BRUSSELS (Reuters) - There is a very low risk that Ireland will not pay back its bailout loans but Dublin must maintain budget discipline to reduce its large public debt, the European Commission said.
Ireland borrowed 67.5 billion euros (53.95 billion pounds)from the European Union and the International Monetary Fund to keep itself financed after being cut off from markets in 2010 because of bloated public finances caused by a banking sector crisis.
Dublin is scheduled to pay back the loans gradually until 2042. Until three quarters of the money is paid back, the European Commission will check twice a year how the Irish economy is doing and the country's ability to repay the debt.
"Repayment risks ... are very low at present.

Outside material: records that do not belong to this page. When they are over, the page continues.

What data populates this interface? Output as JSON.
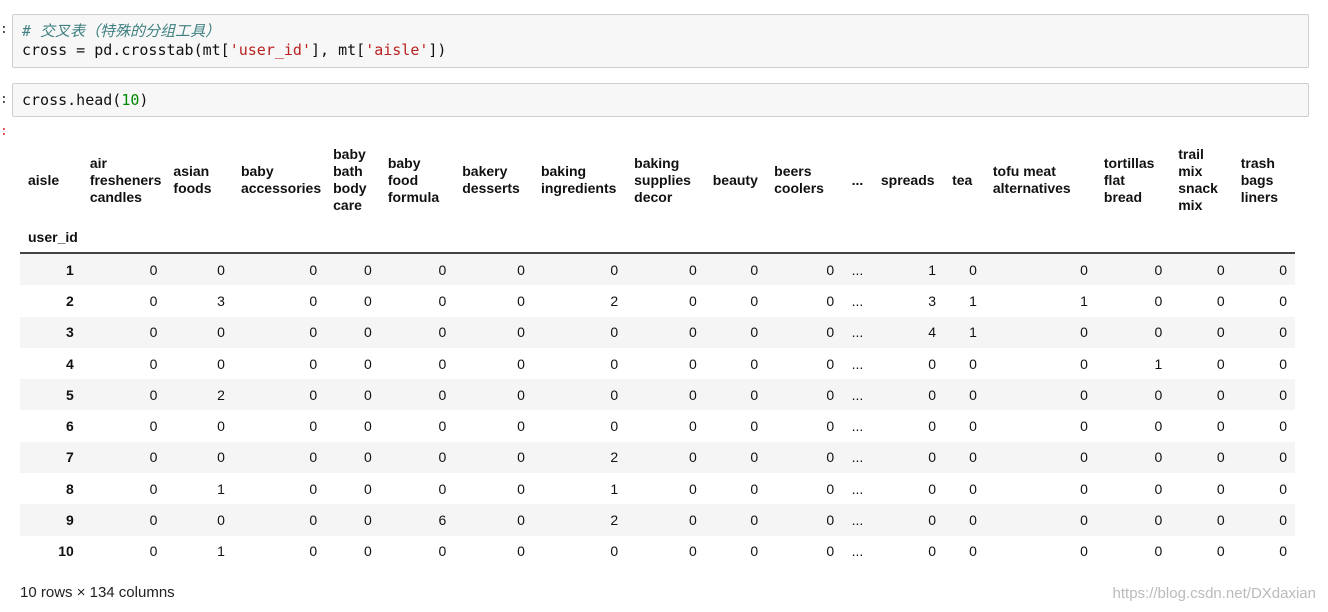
{
  "cell1": {
    "comment": "# 交叉表（特殊的分组工具）",
    "code_prefix": "cross = pd.crosstab(mt[",
    "arg1": "'user_id'",
    "code_mid": "], mt[",
    "arg2": "'aisle'",
    "code_suffix": "])"
  },
  "cell2": {
    "code_prefix": "cross.head(",
    "arg": "10",
    "code_suffix": ")"
  },
  "table": {
    "columns_label": "aisle",
    "index_label": "user_id",
    "columns": [
      "air fresheners candles",
      "asian foods",
      "baby accessories",
      "baby bath body care",
      "baby food formula",
      "bakery desserts",
      "baking ingredients",
      "baking supplies decor",
      "beauty",
      "beers coolers",
      "...",
      "spreads",
      "tea",
      "tofu meat alternatives",
      "tortillas flat bread",
      "trail mix snack mix",
      "trash bags liners"
    ],
    "rows": [
      {
        "id": "1",
        "values": [
          "0",
          "0",
          "0",
          "0",
          "0",
          "0",
          "0",
          "0",
          "0",
          "0",
          "...",
          "1",
          "0",
          "0",
          "0",
          "0",
          "0"
        ]
      },
      {
        "id": "2",
        "values": [
          "0",
          "3",
          "0",
          "0",
          "0",
          "0",
          "2",
          "0",
          "0",
          "0",
          "...",
          "3",
          "1",
          "1",
          "0",
          "0",
          "0"
        ]
      },
      {
        "id": "3",
        "values": [
          "0",
          "0",
          "0",
          "0",
          "0",
          "0",
          "0",
          "0",
          "0",
          "0",
          "...",
          "4",
          "1",
          "0",
          "0",
          "0",
          "0"
        ]
      },
      {
        "id": "4",
        "values": [
          "0",
          "0",
          "0",
          "0",
          "0",
          "0",
          "0",
          "0",
          "0",
          "0",
          "...",
          "0",
          "0",
          "0",
          "1",
          "0",
          "0"
        ]
      },
      {
        "id": "5",
        "values": [
          "0",
          "2",
          "0",
          "0",
          "0",
          "0",
          "0",
          "0",
          "0",
          "0",
          "...",
          "0",
          "0",
          "0",
          "0",
          "0",
          "0"
        ]
      },
      {
        "id": "6",
        "values": [
          "0",
          "0",
          "0",
          "0",
          "0",
          "0",
          "0",
          "0",
          "0",
          "0",
          "...",
          "0",
          "0",
          "0",
          "0",
          "0",
          "0"
        ]
      },
      {
        "id": "7",
        "values": [
          "0",
          "0",
          "0",
          "0",
          "0",
          "0",
          "2",
          "0",
          "0",
          "0",
          "...",
          "0",
          "0",
          "0",
          "0",
          "0",
          "0"
        ]
      },
      {
        "id": "8",
        "values": [
          "0",
          "1",
          "0",
          "0",
          "0",
          "0",
          "1",
          "0",
          "0",
          "0",
          "...",
          "0",
          "0",
          "0",
          "0",
          "0",
          "0"
        ]
      },
      {
        "id": "9",
        "values": [
          "0",
          "0",
          "0",
          "0",
          "6",
          "0",
          "2",
          "0",
          "0",
          "0",
          "...",
          "0",
          "0",
          "0",
          "0",
          "0",
          "0"
        ]
      },
      {
        "id": "10",
        "values": [
          "0",
          "1",
          "0",
          "0",
          "0",
          "0",
          "0",
          "0",
          "0",
          "0",
          "...",
          "0",
          "0",
          "0",
          "0",
          "0",
          "0"
        ]
      }
    ]
  },
  "summary": "10 rows × 134 columns",
  "watermark": "https://blog.csdn.net/DXdaxian"
}
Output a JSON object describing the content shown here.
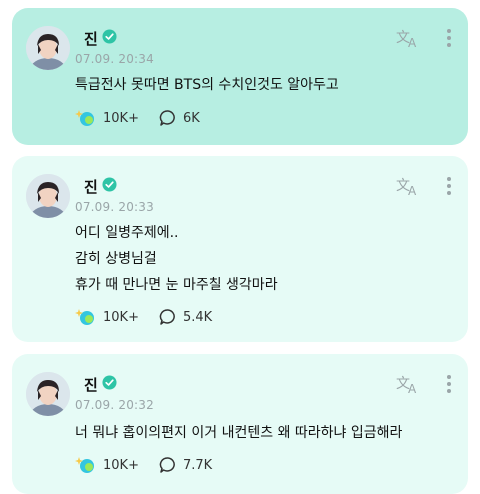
{
  "posts": [
    {
      "author": "진",
      "timestamp": "07.09. 20:34",
      "lines": [
        "특급전사 못따면 BTS의 수치인것도 알아두고"
      ],
      "likes": "10K+",
      "comments": "6K",
      "highlighted": true
    },
    {
      "author": "진",
      "timestamp": "07.09. 20:33",
      "lines": [
        "어디 일병주제에..",
        "감히 상병님걸",
        "휴가 때 만나면 눈 마주칠 생각마라"
      ],
      "likes": "10K+",
      "comments": "5.4K",
      "highlighted": false
    },
    {
      "author": "진",
      "timestamp": "07.09. 20:32",
      "lines": [
        "너 뭐냐 홉이의편지 이거 내컨텐츠 왜 따라하냐 입금해라"
      ],
      "likes": "10K+",
      "comments": "7.7K",
      "highlighted": false
    }
  ],
  "colors": {
    "highlight_card": "#b7eee2",
    "normal_card": "#e6fbf6",
    "verified_badge": "#2ec4a6",
    "timestamp": "#9aa5a8"
  },
  "icons": {
    "verified": "verified-badge-icon",
    "translate": "translate-icon",
    "more": "more-vertical-icon",
    "like": "sparkle-heart-icon",
    "comment": "comment-bubble-icon"
  }
}
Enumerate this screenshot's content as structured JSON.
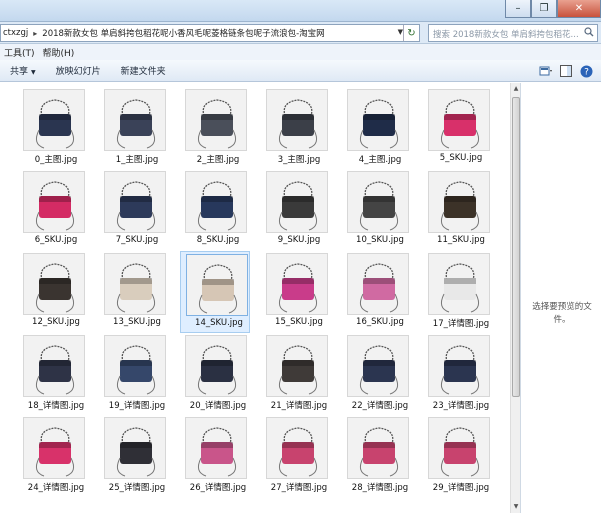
{
  "window": {
    "minimize": "–",
    "restore": "❐",
    "close": "✕"
  },
  "address": {
    "segments": [
      "ctxzgj",
      "2018新款女包 单肩斜挎包稻花呢小香风毛呢菱格链条包呢子流浪包-淘宝网"
    ]
  },
  "search": {
    "placeholder": "搜索 2018新款女包 单肩斜挎包稻花..."
  },
  "menu": {
    "items": [
      "工具(T)",
      "帮助(H)"
    ]
  },
  "toolbar": {
    "share": "共享",
    "slideshow": "放映幻灯片",
    "new_folder": "新建文件夹"
  },
  "preview": {
    "message": "选择要预览的文件。"
  },
  "files": [
    {
      "name": "0_主图.jpg",
      "color": "#2a3550"
    },
    {
      "name": "1_主图.jpg",
      "color": "#3a4258"
    },
    {
      "name": "2_主图.jpg",
      "color": "#4a4f5a"
    },
    {
      "name": "3_主图.jpg",
      "color": "#3b3f48"
    },
    {
      "name": "4_主图.jpg",
      "color": "#1f2c48"
    },
    {
      "name": "5_SKU.jpg",
      "color": "#d8306a"
    },
    {
      "name": "6_SKU.jpg",
      "color": "#d42b64"
    },
    {
      "name": "7_SKU.jpg",
      "color": "#2d3a5a"
    },
    {
      "name": "8_SKU.jpg",
      "color": "#27385c"
    },
    {
      "name": "9_SKU.jpg",
      "color": "#3a3a3a"
    },
    {
      "name": "10_SKU.jpg",
      "color": "#444444"
    },
    {
      "name": "11_SKU.jpg",
      "color": "#3c3228"
    },
    {
      "name": "12_SKU.jpg",
      "color": "#3a3430"
    },
    {
      "name": "13_SKU.jpg",
      "color": "#d9cdbd"
    },
    {
      "name": "14_SKU.jpg",
      "color": "#d6c6b5"
    },
    {
      "name": "15_SKU.jpg",
      "color": "#c93c8a"
    },
    {
      "name": "16_SKU.jpg",
      "color": "#d06aa2"
    },
    {
      "name": "17_详情图.jpg",
      "color": "#e8e8e8"
    },
    {
      "name": "18_详情图.jpg",
      "color": "#2e3346"
    },
    {
      "name": "19_详情图.jpg",
      "color": "#35476a"
    },
    {
      "name": "20_详情图.jpg",
      "color": "#2a3042"
    },
    {
      "name": "21_详情图.jpg",
      "color": "#3f3a38"
    },
    {
      "name": "22_详情图.jpg",
      "color": "#2b3550"
    },
    {
      "name": "23_详情图.jpg",
      "color": "#2b3550"
    },
    {
      "name": "24_详情图.jpg",
      "color": "#d8326a"
    },
    {
      "name": "25_详情图.jpg",
      "color": "#2f2f36"
    },
    {
      "name": "26_详情图.jpg",
      "color": "#c9558a"
    },
    {
      "name": "27_详情图.jpg",
      "color": "#c8436e"
    },
    {
      "name": "28_详情图.jpg",
      "color": "#c8436e"
    },
    {
      "name": "29_详情图.jpg",
      "color": "#c8436e"
    }
  ],
  "selected_index": 14
}
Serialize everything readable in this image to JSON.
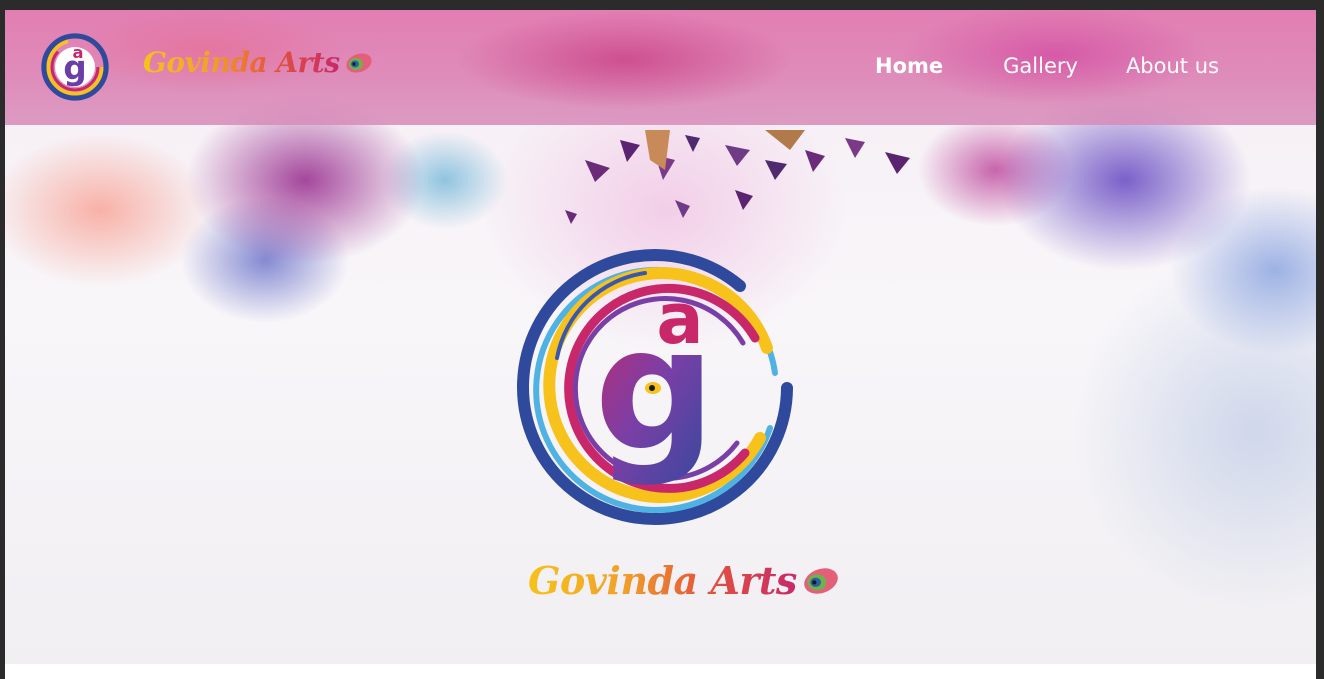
{
  "brand": {
    "name": "Govinda Arts",
    "logo_icon": "ga-circle-logo-icon",
    "feather_icon": "peacock-feather-icon"
  },
  "nav": {
    "items": [
      {
        "label": "Home",
        "active": true
      },
      {
        "label": "Gallery",
        "active": false
      },
      {
        "label": "About us",
        "active": false
      }
    ]
  },
  "hero": {
    "title": "Govinda Arts"
  },
  "colors": {
    "navbar": "#e07fb4",
    "nav_text": "#ffffff",
    "logo_blue": "#2f4a9c",
    "logo_yellow": "#f7c21b",
    "logo_pink": "#c8286a",
    "logo_purple": "#7a3fa6",
    "wordmark_start": "#f7c21b",
    "wordmark_end": "#c8286a"
  }
}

This assumes that the authorities continue to implement agreed policy plans and access to credit markets is maintained," the Commission said in a report after the first such check.
It noted that if Ireland implements fiscal plans detailed in its Stability and Convergence Programme (SCP), its public debt will fall to about 90 percent of gross domestic product by 2024 thanks to a primary surplus of close to 3 percent from 2018.
If it does not, public debt will rise to 128 percent of GDP in 2020 from around 124 percent in 2013 and stabilise at that high level.
"The relatively large gap between the no-policy change scenarios and the SCP scenario highlights the importance of maintaining continued fiscal discipline for debt sustainability going forward," the report said.
"Ireland needs to continue with fiscal consolidation, reduce the private sector debt overhang, and further progress financial sector repair to safeguard and strengthen the momentum of the economic recovery," the report said.